Le troisième volet de l’analyse de Moody’s concerne la situation politique. Le Mali traverse une période de transition prolongée, marquée par des reports successifs des élections et une incertitude persistante quant au retour à un cadre constitutionnel apaisé. Cette instabilité alimente la prudence des bailleurs de fonds et des partenaires multilatéraux. Par ailleurs, la décision du Mali de quitter la Communauté économique des États de l’Afrique de l’Ouest (CEDEAO), dans le cadre de l’Alliance des États du Sahel (AES) avec le Niger et le Burkina Faso, redessine les équilibres régionaux. Si Bamako y voit une opportunité de souveraineté retrouvée, les marchés financiers perçoivent cette rupture comme un risque accru de barrières commerciales ou de restrictions dans la libre circulation des capitaux.

Quelles conséquences pour les ménages et les entreprises maliennes ?

Cette décision de Moody’s dépasse le cadre des marchés financiers. Elle a un impact direct sur le quotidien des Maliens. Lorsque l’État emprunte à des taux prohibitifs, les fonds manquants se font cruellement sentir dans les services essentiels : santé, éducation et subventions des produits de base. Pour les entreprises, le resserrement du crédit est immédiat : les banques locales, lourdement exposées à la dette publique, deviennent plus réticentes à financer le secteur privé. Les PME et PMI, piliers de l’économie malienne, peinent à obtenir des prêts, ce qui freine l’investissement et la création d’emplois.

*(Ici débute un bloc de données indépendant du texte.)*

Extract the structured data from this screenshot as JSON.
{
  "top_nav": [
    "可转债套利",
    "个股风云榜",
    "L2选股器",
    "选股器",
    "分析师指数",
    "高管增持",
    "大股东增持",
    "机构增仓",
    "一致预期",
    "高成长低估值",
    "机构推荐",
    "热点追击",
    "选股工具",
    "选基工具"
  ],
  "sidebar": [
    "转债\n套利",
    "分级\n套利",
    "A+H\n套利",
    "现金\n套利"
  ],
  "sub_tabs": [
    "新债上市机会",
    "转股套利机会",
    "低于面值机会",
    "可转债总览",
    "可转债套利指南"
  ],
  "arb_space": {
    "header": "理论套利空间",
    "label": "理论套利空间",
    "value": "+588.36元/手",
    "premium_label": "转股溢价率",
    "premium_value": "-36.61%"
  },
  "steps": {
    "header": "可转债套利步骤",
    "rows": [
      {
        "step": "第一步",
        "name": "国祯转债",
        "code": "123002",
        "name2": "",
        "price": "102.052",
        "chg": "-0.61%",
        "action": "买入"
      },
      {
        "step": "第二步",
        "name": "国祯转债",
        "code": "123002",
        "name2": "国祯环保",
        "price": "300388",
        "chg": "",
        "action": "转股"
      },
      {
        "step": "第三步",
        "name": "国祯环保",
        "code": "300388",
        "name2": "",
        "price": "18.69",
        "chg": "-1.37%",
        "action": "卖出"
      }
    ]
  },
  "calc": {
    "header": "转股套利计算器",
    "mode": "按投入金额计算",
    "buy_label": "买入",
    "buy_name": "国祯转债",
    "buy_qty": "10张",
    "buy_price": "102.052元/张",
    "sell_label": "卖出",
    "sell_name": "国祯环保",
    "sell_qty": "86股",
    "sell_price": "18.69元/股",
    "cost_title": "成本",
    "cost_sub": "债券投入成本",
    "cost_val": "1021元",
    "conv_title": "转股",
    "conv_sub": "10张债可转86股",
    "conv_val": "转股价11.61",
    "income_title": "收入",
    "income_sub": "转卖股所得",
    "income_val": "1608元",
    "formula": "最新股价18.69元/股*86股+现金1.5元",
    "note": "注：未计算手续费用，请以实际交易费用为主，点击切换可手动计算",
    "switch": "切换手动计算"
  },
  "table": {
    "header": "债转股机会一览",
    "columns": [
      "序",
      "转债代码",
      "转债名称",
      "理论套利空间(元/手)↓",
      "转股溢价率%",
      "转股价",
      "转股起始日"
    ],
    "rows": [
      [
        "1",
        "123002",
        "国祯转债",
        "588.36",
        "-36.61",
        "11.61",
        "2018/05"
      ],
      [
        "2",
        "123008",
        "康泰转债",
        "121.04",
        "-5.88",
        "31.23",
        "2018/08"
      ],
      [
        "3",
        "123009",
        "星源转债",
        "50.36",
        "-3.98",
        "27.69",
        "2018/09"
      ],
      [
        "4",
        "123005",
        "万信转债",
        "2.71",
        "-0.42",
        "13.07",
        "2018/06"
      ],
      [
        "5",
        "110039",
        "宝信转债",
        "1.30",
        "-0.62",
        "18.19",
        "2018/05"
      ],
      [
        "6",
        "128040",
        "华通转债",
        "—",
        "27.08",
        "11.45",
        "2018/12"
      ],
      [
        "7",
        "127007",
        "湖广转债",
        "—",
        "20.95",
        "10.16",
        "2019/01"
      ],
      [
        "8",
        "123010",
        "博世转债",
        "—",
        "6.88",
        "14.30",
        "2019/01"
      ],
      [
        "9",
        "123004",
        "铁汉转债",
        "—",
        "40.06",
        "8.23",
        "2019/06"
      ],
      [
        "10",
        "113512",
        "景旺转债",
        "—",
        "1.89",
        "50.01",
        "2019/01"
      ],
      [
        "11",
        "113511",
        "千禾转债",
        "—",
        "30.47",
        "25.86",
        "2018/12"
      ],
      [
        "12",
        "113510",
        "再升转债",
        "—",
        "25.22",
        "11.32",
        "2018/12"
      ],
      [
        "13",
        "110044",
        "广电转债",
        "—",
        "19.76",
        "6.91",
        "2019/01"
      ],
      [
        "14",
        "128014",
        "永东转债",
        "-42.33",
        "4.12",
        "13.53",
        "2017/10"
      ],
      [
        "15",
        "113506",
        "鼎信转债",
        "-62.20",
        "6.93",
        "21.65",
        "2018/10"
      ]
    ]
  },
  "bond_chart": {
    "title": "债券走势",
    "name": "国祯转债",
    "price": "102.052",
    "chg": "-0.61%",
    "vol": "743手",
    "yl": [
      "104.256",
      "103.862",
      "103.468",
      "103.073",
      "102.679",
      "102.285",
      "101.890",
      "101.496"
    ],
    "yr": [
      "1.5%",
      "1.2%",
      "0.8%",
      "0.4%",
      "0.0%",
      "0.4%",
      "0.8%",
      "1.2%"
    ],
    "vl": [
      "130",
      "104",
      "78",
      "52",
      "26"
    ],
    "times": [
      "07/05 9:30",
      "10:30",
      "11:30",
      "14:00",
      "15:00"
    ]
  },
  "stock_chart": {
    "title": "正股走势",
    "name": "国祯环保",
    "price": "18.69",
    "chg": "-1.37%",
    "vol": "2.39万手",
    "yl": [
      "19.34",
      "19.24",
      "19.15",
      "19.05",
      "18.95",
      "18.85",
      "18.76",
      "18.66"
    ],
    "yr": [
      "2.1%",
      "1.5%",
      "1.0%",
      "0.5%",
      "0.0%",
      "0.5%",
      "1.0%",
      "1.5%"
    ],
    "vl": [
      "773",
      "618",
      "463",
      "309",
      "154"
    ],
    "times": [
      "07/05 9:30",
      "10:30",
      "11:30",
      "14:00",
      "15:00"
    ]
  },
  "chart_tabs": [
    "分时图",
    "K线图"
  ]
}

Vers une sortie de crise ? Les défis à relever

Si l’économie malienne affiche une certaine résilience, notamment grâce au secteur minier aurifère et à la production cotonnière, elle ne peut ignorer les contraintes de la finance internationale. Pour inverser la tendance et rassurer les investisseurs, les autorités devront agir sur trois fronts : rétablir la sécurité, clarifier la trajectoire politique et adopter une gestion budgétaire rigoureuse. Seule une approche équilibrée pourra restaurer la confiance des marchés et éviter une dégradation supplémentaire de la note souveraine.